What Can Be Sent to TestRail?
Evaluation tools typically generate information such as:
- Prompts and inputs
- AI-generated outputs
- Trace URLs
- Human review scores
- LLM-as-a-Judge scores
- Accuracy metrics
- Safety assessments
- Latency measurements
- Evaluation scores
Using TestRail APIs, this data can be attached directly to test results created with the AI Evaluation Template.
| TestRail Field | Evaluation Data |
|---|---|
| Input | User prompt |
| Output | Model response |
| Traces | Trace URL |
| Latency | Response time |
| Quality Rating | Fully customizable quality categories |
| Comment | Evaluation reasoning |
An example of a script to upload the data into your Test Case that uses the AI Eval Template:
TESTRAIL_URL = os.getenv("TESTRAIL_URL")
TESTRAIL_EMAIL = os.getenv("TESTRAIL_EMAIL")
TESTRAIL_API_KEY = os.getenv("TESTRAIL_API_KEY")
TESTRAIL_PROJECT_ID = os.getenv("TESTRAIL_PROJECT_ID")
# ==========================================
# TESTRAIL RESULT ENDPOINT
# ==========================================
result_endpoint = (
f"{TESTRAIL_URL}/index.php?/api/v2/"
f"add_result_for_case/{TESTRAIL_RUN_ID}/{case_id}"
)
# ==========================================
# TESTRAIL PAYLOAD
# ==========================================
payload = {
"status_id": status_id,
"comment": (
f"Automated AI Evaluation Result\n\n"
f"Trace Name: {trace['name']}\n"
f"Latency: {latency} seconds\n\n"
f"Notes:\n{notes}"
),
"custom_ai_input": prompt,
"custom_ai_output": response_output,
"custom_ai_traces": trace_url,
"custom_ai_latency": str(latency),
"quality_rating": filtered_ratings
}
# ==========================================
# SEND RESULT TO TESTRAIL
# ==========================================
result = requests.post(
result_endpoint,
json=payload,
auth=(TESTRAIL_EMAIL, TESTRAIL_API_KEY),
headers={
"Content-Type": "application/json"
}
)
print(f"TestRail Status: {result.status_code}")
if result.status_code == 200:
print("Result successfully added to TestRail")
else:
print("ERROR sending result")
print(result.text)
Example Workflow
How AI Evaluation Results Flow Into TestRail
|
AI Application
|
→ |
Evaluation Tool
Langfuse, Promptfoo, DeepEval, etc. |
→ |
Human Review
or LLM Judge |
→ |
TestRail
AI Evaluation Results |
Why Integrate AI Evaluations with TestRail?

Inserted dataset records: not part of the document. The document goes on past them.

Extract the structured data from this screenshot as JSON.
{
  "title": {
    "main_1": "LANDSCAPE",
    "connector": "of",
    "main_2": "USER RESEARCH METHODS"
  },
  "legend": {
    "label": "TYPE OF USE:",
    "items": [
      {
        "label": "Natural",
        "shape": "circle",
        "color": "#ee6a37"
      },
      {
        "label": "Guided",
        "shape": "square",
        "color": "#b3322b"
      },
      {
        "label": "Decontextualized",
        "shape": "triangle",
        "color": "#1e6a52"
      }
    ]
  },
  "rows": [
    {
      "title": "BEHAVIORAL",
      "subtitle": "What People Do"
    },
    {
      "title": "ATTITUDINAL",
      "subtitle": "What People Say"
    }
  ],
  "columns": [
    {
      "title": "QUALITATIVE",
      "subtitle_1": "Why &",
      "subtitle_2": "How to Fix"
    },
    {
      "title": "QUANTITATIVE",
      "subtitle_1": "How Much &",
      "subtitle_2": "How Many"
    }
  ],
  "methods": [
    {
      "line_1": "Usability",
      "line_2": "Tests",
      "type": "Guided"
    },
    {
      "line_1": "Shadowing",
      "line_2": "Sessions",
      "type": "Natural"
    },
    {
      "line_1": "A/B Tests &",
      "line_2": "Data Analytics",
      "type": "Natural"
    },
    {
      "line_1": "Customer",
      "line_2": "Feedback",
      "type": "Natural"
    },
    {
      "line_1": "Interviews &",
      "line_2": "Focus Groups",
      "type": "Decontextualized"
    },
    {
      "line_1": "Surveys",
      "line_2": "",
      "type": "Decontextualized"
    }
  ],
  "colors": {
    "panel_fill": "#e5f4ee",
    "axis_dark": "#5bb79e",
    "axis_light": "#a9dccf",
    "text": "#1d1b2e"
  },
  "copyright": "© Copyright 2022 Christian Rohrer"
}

AI evaluation platforms are excellent at generating scores, traces, and benchmark results, but they typically aren’t designed to manage test cases or broader testing workflows.
By bringing evaluation results into TestRail, teams can connect AI quality signals with the structured testing processes they already use to manage software quality.
Benefits include:
- Associate evaluation results with test cases to create a repeatable and organized AI testing process.
- Track coverage across prompts, scenarios, and use cases rather than evaluating outputs in isolation.
- Combine manual testing, automation, and AI evaluations within the same test suites and test plans.
- Compare models, prompts, agents, and evaluation strategies using a consistent testing framework.
- Maintain a historical record of evaluation outcomes linked to specific tests, releases, and milestones.
- Support both human reviews and LLM-as-a-Judge workflows without creating separate reporting processes.
- Use existing TestRail dashboards and reports to monitor quality trends and identify regressions over time.
Flexible by Design
Because integrations are built using TestRail APIs, teams can connect virtually any AI observability or evaluation platform.
Whether results come from Langfuse traces, Promptfoo benchmarks, DeepEval metrics, OpenAI Evals, human reviewers, or proprietary evaluation systems, the integration pattern remains the same:
- Execute a test scenario.
- Generate evaluation results.
- Push the results into TestRail.
- Track outcomes alongside your existing test cases, test suites, and release activities.
The result is a more structured approach to AI quality where evaluation results are no longer disconnected from the test cases they relate to, making it easier to measure coverage, track quality over time, and manage AI testing as part of the broader software delivery process.